Clinton (44 per cent) and Trump (43 per cent) are in a fierce battle among likely voters nationally – including those who are undecided yet leaning towards a candidate or who have already voted, McClatchy-Marist poll said.

In September, Clinton led Trump by six percentage points in the same poll.

Libertarian candidate Gary Johnson has the support of six per cent, and Jill Stein of the Green Party garners two per cent. Three per cent support another candidate, and two per cent are undecided, it said.


As per RealClearPolitics, which keeps track of all major polls, the Democrat leads the Republican by 1.7 percentage points.

Clinton and Trump – along with their surrogates – have been crisscrossing battleground states in their final push to rally voters and announced additional stops till late Monday.

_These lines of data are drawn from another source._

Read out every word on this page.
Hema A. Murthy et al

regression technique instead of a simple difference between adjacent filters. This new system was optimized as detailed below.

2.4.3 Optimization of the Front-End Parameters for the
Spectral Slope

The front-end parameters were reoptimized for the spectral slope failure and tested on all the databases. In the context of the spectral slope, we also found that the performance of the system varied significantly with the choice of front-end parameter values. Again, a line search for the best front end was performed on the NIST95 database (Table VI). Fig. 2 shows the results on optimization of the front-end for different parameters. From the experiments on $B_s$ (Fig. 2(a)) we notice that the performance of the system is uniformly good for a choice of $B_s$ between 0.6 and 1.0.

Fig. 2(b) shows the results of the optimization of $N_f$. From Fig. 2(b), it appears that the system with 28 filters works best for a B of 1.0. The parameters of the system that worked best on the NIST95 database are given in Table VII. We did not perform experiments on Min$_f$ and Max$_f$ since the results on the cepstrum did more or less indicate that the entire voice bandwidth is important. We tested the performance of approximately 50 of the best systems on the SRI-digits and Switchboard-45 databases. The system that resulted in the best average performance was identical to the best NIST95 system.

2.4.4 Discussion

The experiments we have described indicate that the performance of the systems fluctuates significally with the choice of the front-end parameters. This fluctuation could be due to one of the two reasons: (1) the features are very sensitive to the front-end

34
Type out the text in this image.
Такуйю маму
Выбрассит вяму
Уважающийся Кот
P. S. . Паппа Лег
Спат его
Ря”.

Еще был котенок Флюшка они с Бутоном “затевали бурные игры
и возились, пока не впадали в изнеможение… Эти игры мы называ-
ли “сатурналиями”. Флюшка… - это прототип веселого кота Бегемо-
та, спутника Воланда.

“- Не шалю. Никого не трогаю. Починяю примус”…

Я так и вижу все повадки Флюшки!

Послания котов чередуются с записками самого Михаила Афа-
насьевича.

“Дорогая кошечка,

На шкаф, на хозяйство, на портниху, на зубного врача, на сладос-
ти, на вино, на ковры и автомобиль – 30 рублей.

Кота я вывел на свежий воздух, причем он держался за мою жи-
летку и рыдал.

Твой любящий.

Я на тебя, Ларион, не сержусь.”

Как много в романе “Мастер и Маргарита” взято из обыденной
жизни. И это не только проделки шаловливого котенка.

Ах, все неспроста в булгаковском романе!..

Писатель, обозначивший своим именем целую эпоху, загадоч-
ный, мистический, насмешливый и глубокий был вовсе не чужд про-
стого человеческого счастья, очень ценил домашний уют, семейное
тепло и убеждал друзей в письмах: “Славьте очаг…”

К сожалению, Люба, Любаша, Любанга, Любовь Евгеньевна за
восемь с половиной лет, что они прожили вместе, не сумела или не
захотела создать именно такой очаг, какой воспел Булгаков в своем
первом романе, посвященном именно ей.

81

Clinton would deliver her final address at a mid-night rally in Raleigh, North Carolina.

“Clinton will lay out her plans to create an economy that works for everyone, not just those at the top, and her vision for an America that is stronger together,” her campaign said.

However, a bigger rally has been reserved for earlier in the night when Clintons – Hillary and Bill – would be joined by the Barack and Michelle Obama in Philadelphia. They will also be joined at the event by Jon Bon Jovi, who will perform.

Clinton will urge Pennsylvanians to elect her president on Tuesday and continue pushing for the “American ideals of progress, inclusion, equality and strength,” that were enshrined in the Constitution in 1787, it said in a statement.

“Along with President Obama, she will also lay out how the division and dangerous views espoused by Donald Trump in his campaign make him unqualified, unfit and unworthy to lead this great nation,” it said.

Clinton’s campaign said Obama will add that voting for her is a vote to build on the progress made under his presidency.

Nearly 200 million eligible voters would elect their new president. More than 40 million electorates across 48 states have already cast ballots using the provision of early voting.

Encouraged by the polling figures, Trump announced several new stops, including the Democratic stronghold like Minnesota.

On an average Trump would be addressing five rallies.

“We are going to be doing at least five of these today. The arenas are all packed all over the country. We are going into different locations,” the tycoon said at a campaign stop.


“We’re going into what they used to call Democrat strongholds where we’re now either tied or leading. We’re going to Minnesota, which traditionally has not been Republican at all, and we’re doing phenomenally. We just saw a poll. We’re going to Colorado, where we’re doing phenomenally well. We’re doing well everywhere,’ Trump said.